Roberto Gabriela Molinari, Boutet Alison, Keil Sarah, Del Guidice Emmanuelle, Duramé Eloïse, Tremblay Michel G, Moss Tom, Therrien Marc, Emery Gregory
Institute for Research in Immunology and Cancer (IRIC), Université de Montréal, P.O. Box 6128, Downtown station, Montréal, QC H3C 3J7, Canada.
St-Patrick Research Group in Basic Oncology, Cancer Division of the Quebec University Hospital Research Centre, Laval University, Québec, QC, Canada.
Dev Cell. 2025 Jan 6;60(1):119-132.e6. doi: 10.1016/j.devcel.2024.09.014. Epub 2024 Oct 10.

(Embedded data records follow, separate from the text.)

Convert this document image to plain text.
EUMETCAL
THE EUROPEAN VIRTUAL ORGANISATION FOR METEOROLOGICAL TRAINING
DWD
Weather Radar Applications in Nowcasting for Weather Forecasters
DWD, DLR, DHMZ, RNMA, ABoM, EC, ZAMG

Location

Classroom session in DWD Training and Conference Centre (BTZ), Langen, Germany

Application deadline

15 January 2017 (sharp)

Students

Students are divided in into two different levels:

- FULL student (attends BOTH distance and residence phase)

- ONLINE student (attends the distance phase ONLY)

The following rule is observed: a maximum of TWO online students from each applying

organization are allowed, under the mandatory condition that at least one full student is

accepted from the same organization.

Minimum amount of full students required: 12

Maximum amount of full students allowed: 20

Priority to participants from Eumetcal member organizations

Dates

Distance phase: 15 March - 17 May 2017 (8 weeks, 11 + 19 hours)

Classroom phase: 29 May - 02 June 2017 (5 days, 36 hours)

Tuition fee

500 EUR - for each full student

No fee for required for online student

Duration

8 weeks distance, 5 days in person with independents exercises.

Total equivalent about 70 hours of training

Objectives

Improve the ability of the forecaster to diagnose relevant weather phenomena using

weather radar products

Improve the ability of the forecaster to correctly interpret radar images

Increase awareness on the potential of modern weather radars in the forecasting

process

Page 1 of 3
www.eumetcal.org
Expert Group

Collective cell migration is fundamental in development, wound healing, and metastasis. During Drosophila oogenesis, border cells (BCs) migrate collectively inside the egg chamber, controlled by the Ste20-like kinase Misshapen (Msn). Msn coordinates the restriction of protrusion formation and contractile forces within the cluster. Here, we demonstrate that Tao acts as an upstream activator of Msn in BCs. Depleting Tao significantly impedes BC migration, producing a phenotype similar to Msn loss of function. Furthermore, we show that the localization of Msn relies on its citron homology (CNH) domain, which interacts with the small GTPase Rap2l. Rap2l promotes the trafficking of Msn to the endolysosomal pathway. Depleting Rap2l elevates Msn levels by reducing its trafficking into late endosomes and increases overall contractility. These data suggest that Tao promotes Msn activation, while global Msn protein levels are controlled via Rap2l and the endolysosomal degradation pathway. Thus, two mechanisms ensure appropriate Msn levels and activation in BCs.
集体细胞迁移在发育、伤口愈合和转移过程中至关重要。在果蝇卵子发生过程中,边界细胞(BCs)在卵室内集体迁移,受类Ste20激酶Misshapen(Msn)调控。Msn协调簇内突起形成和收缩力的限制。在这里,我们证明Tao在BCs中作为Msn的上游激活因子发挥作用。耗尽Tao会显著阻碍BC迁移,产生类似于Msn功能丧失的表型。此外,我们表明Msn的定位依赖于其与小GTP酶Rap2l相互作用的citron同源(CNH)结构域。Rap2l促进Msn向内溶酶体途径的运输。耗尽Rap2l通过减少其向晚期内体的运输来提高Msn水平,并增加整体收缩力。这些数据表明,Tao促进Msn激活,而Msn的整体蛋白水平通过Rap2l和内溶酶体降解途径进行调控。因此,两种机制确保了BCs中Msn水平和激活的适当性。